ARF is one of the rare regional security forums that North Korea regularly participates in, though it's unclear whether a Pyongyang diplomat will attend virtually this year.  
 
The 10 Asean members are Brunei, Cambodia, Indonesia, Laos, Malaysia, Myanmar, the Philippines, Singapore, Thailand and Vietnam.  
 
Vietnam is the host of this year’s Asean-related meetings.
 
The Asean sessions are also expected to be a platform in which the United States and China play out their ongoing rivalry in trade and security matters during the EAS on Thursday and ARF on Friday.  
 
U.S. Secretary of State Mike Pompeo is expected to take part in the Asean meetings and stress the importance of ensuring peace on the Korean Peninsula and security in the Indo-Pacific region.
 
“I look forward to seeing my Asean and Indo-Pacific counterparts next week at a host of virtual meetings," Pompeo said during a press conference last Wednesday, noting he will discuss issues including Covid-19, North Korea and the Hong Kong situation.  
 
“I’ll also raise how the Trump administration is restoring reciprocity to the U.S.-China relationship.”
 
In turn, Chinese Vice Foreign Minister Luo Zhaohui said during a meeting last Friday that the United States is deliberately stirring up trouble in the South China Sea and stands in the way of peace and stability in regions.
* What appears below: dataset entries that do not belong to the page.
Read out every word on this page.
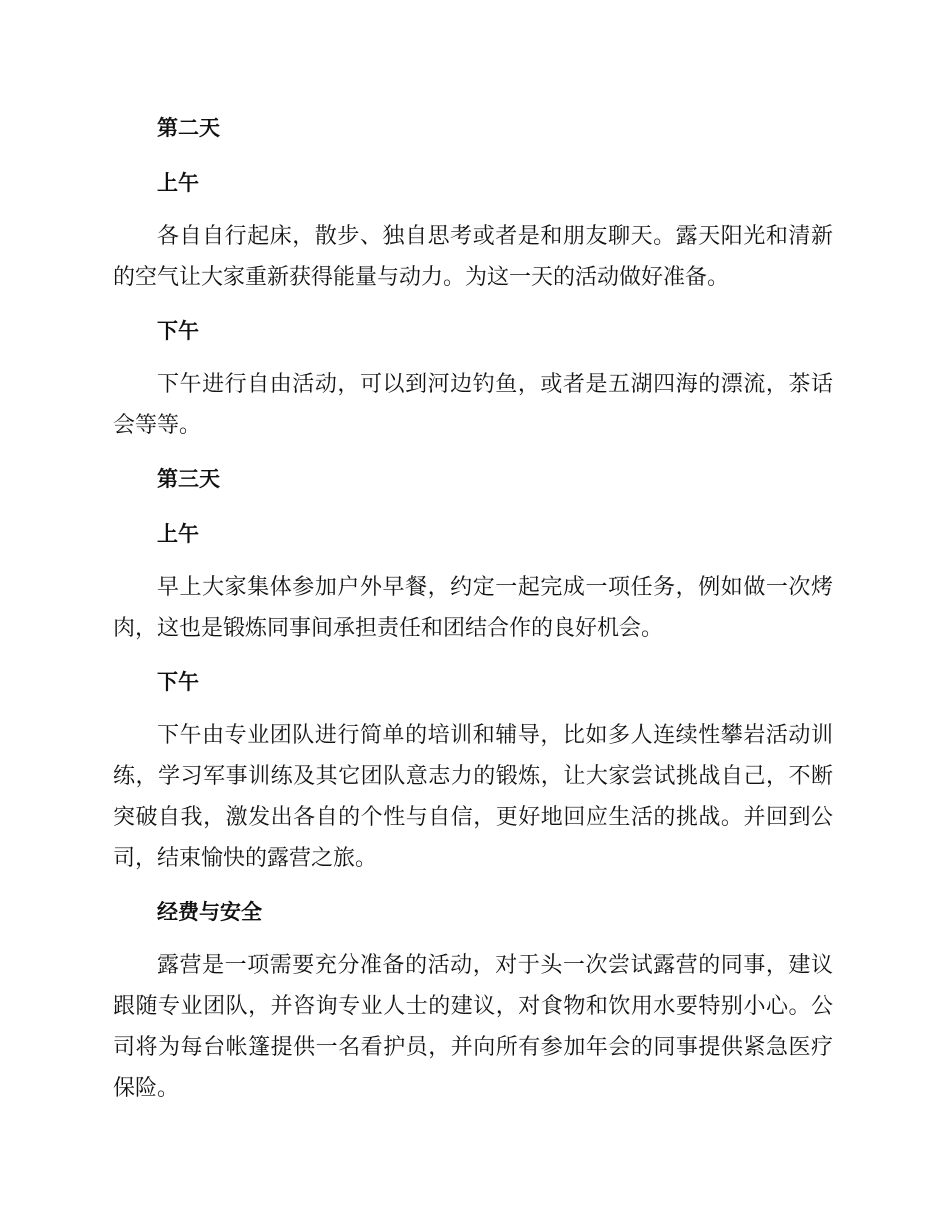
第二天
上午

各自自行起床，散步、独自思考或者是和朋友聊天。露天阳光和清新的空气让大家重新获得能量与动力。为这一天的活动做好准备。

下午

下午进行自由活动，可以到河边钓鱼，或者是五湖四海的漂流，茶话会等等。

第三天
上午

早上大家集体参加户外早餐，约定一起完成一项任务，例如做一次烤肉，这也是锻炼同事间承担责任和团结合作的良好机会。

下午

下午由专业团队进行简单的培训和辅导，比如多人连续性攀岩活动训练，学习军事训练及其它团队意志力的锻炼，让大家尝试挑战自己，不断突破自我，激发出各自的个性与自信，更好地回应生活的挑战。并回到公司，结束愉快的露营之旅。

经费与安全

露营是一项需要充分准备的活动，对于头一次尝试露营的同事，建议跟随专业团队，并咨询专业人士的建议，对食物和饮用水要特别小心。公司将为每台帐篷提供一名看护员，并向所有参加年会的同事提供紧急医疗保险。
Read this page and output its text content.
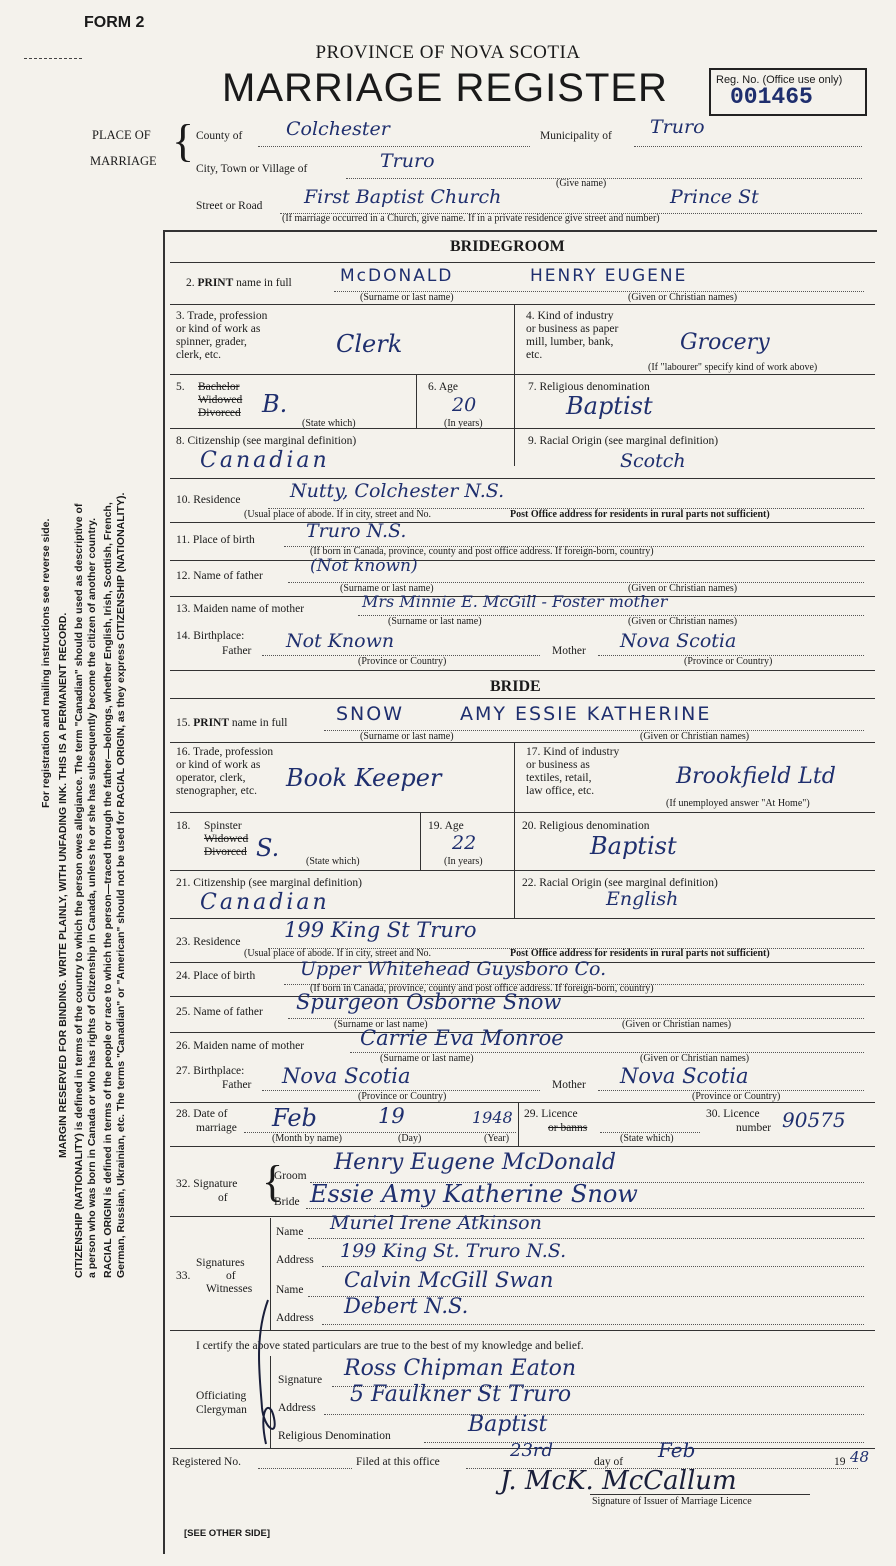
FORM 2
PROVINCE OF NOVA SCOTIA
MARRIAGE REGISTER	Reg. No. (Office use only)
001465
PLACE OF
MARRIAGE { County of Colchester	Municipality of Truro
City, Town or Village of	Truro
(Give name)
Street or Road First Baptist Church	Prince St
(If marriage occurred in a Church, give name. If in a private residence give street and number)
For registration and mailing instructions see reverse side. MARGIN RESERVED FOR BINDING. WRITE PLAINLY, WITH UNFADING INK. THIS IS A PERMANENT RECORD. CITIZENSHIP (NATIONALITY) is defined in terms of the country to which the person owes allegiance. The term "Canadian" should be used as descriptive of a person who was born in Canada or who has rights of Citizenship in Canada, unless he or she has subsequently become the citizen of another country. RACIAL ORIGIN is defined in terms of the people or race to which the person—traced through the father—belongs, whether English, Irish, Scottish, French, German, Russian, Ukrainian, etc. The terms "Canadian" or "American" should not be used for RACIAL ORIGIN, as they express CITIZENSHIP (NATIONALITY).
BRIDEGROOM
2. PRINT name in full	McDONALD	HENRY EUGENE
(Surname or last name)	(Given or Christian names)
3. Trade, profession
or kind of work as
spinner, grader,
clerk, etc.	Clerk
4. Kind of industry
or business as paper
mill, lumber, bank,
etc.	Grocery
(If "labourer" specify kind of work above)
5. Bachelor
Widowed
Divorced B.
(State which)
6. Age
20
(In years)
7. Religious denomination
Baptist
8. Citizenship (see marginal definition)
Canadian
9. Racial Origin (see marginal definition)
Scotch
10. Residence	Nutty, Colchester N.S.
(Usual place of abode. If in city, street and No.	Post Office address for residents in rural parts not sufficient)
11. Place of birth	Truro N.S.
(If born in Canada, province, county and post office address. If foreign-born, country)
12. Name of father	(Not known)
(Surname or last name)	(Given or Christian names)
13. Maiden name of mother	Mrs Minnie E. McGill - Foster mother
(Surname or last name)	(Given or Christian names)
14. Birthplace:
Father Not Known
(Province or Country)
Mother Nova Scotia
(Province or Country)
BRIDE
15. PRINT name in full	SNOW	AMY ESSIE KATHERINE
(Surname or last name)	(Given or Christian names)
16. Trade, profession
or kind of work as
operator, clerk,
stenographer, etc.	Book Keeper
17. Kind of industry
or business as
textiles, retail,
law office, etc.
Brookfield Ltd
(If unemployed answer "At Home")
18. Spinster
Widowed
Divorced S.	(State which)
19. Age
22
(In years)
20. Religious denomination
Baptist
21. Citizenship (see marginal definition)
Canadian
22. Racial Origin (see marginal definition)
English
23. Residence 199 King St Truro
(Usual place of abode. If in city, street and No.	Post Office address for residents in rural parts not sufficient)
24. Place of birth Upper Whitehead Guysboro Co.
(If born in Canada, province, county and post office address. If foreign-born, country)
25. Name of father Spurgeon Osborne Snow
(Surname or last name)	(Given or Christian names)
26. Maiden name of mother	Carrie Eva Monroe
(Surname or last name)	(Given or Christian names)
27. Birthplace:
Father Nova Scotia
(Province or Country)
Mother Nova Scotia
(Province or Country)
28. Date of
marriage Feb	19	1948
(Month by name)	(Day)	(Year)
29. Licence
or banns
(State which)
30. Licence
number 90575
32. Signature
of {
Groom
Henry Eugene McDonald
Bride Essie Amy Katherine Snow
Signatures
33.	of
Witnesses
Name Muriel Irene Atkinson
Address 199 King St. Truro N.S.
Name Calvin McGill Swan
Address Debert N.S.
I certify the above stated particulars are true to the best of my knowledge and belief.
Officiating
Clergyman
Signature Ross Chipman Eaton
Address
5 Faulkner St Truro
Religious Denomination	Baptist
Registered No.	Filed at this office
23rd
day of Feb	19 48
J. McK. McCallum
Signature of Issuer of Marriage Licence
[SEE OTHER SIDE]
He called on the Asean countries to work together with China to safeguard regional peace and stability.  
 
Luo made the remarks during a meeting with diplomats from Asean countries in Beijing, urging cooperation in East Asia, according to the Chinese Foreign Ministry.  
 
He also noted that the United States, through its Indo-Pacific Strategy, introduced new policies related to the South China Sea, forcing Asean countries to choose sides between Washington and Beijing.  
 
Washington has recently been urging its allies in the Asia-Pacific region, including Seoul, to partner with the United States against what it describes as political, military and economic aggression from China.  
 
"So whether it's our friends in India, our friends in Australia, friends in Japan or South Korea, I think they have all come to see the risk to their own people, to their own countries, and you'll see them partner with the United States to push back” against China, Pompeo said in an interview with Fox News on Sept. 1.  
 
During the U.S.-India Strategic Partnership Forum on Aug. 31, U.S. Deputy Secretary of State Stephen Biegun also indicated that the United States is looking to expand its Quadrilateral Security Dialogue, or Quad, involving its regional allies Australia, Japan and India, along with other countries that share similar values.  
 
He went on to specifically name South Korea, Vietnam and New Zealand as countries with which the United States is working closely on its Covid-19 response, in addition to the Quad countries.  
 
Biegun said the seven countries, who are holding weekly meetings, are “very cooperative partners” and “a natural grouping of countries that really will do their very best to advance this combination of interests that we have in the Indo-Pacific.”
 
The U.S. special representative for North Korea elaborated that “while interests will drive all our nations to make choices in the policy sphere in the Indo-Pacific and beyond, shared values that complement shared interests create a solid foundation.”  
 
He added that the “Quad isn’t exclusive” and “there’s plenty of reason to bring other countries into this discussion as well.”  
 
Korean First Vice Foreign Minister Choi Jong-kun met with the ambassadors of Japan and China Monday in Seoul, while Kim Gunn, the deputy foreign minister for foreign affairs, held a videoconference with Alison Mann, director-general of the Asia Pacific Regional Integration Division of New Zealand’s Foreign Ministry. 
 
Choi's meeting with Japanese Ambassador to Seoul Koji Tomita came amid a looming leadership change in Tokyo, as Japanese Prime Minister Shinzo Abe announced he will step down because of health problems last month.  
 
Choi also later met with Chinese Ambassador Xing Haiming, after a senior Chinese Communist Party official visited Seoul last month confirmed that Chinese President Xi Jinping still plans to visit Korea after the coronavirus situation subsides.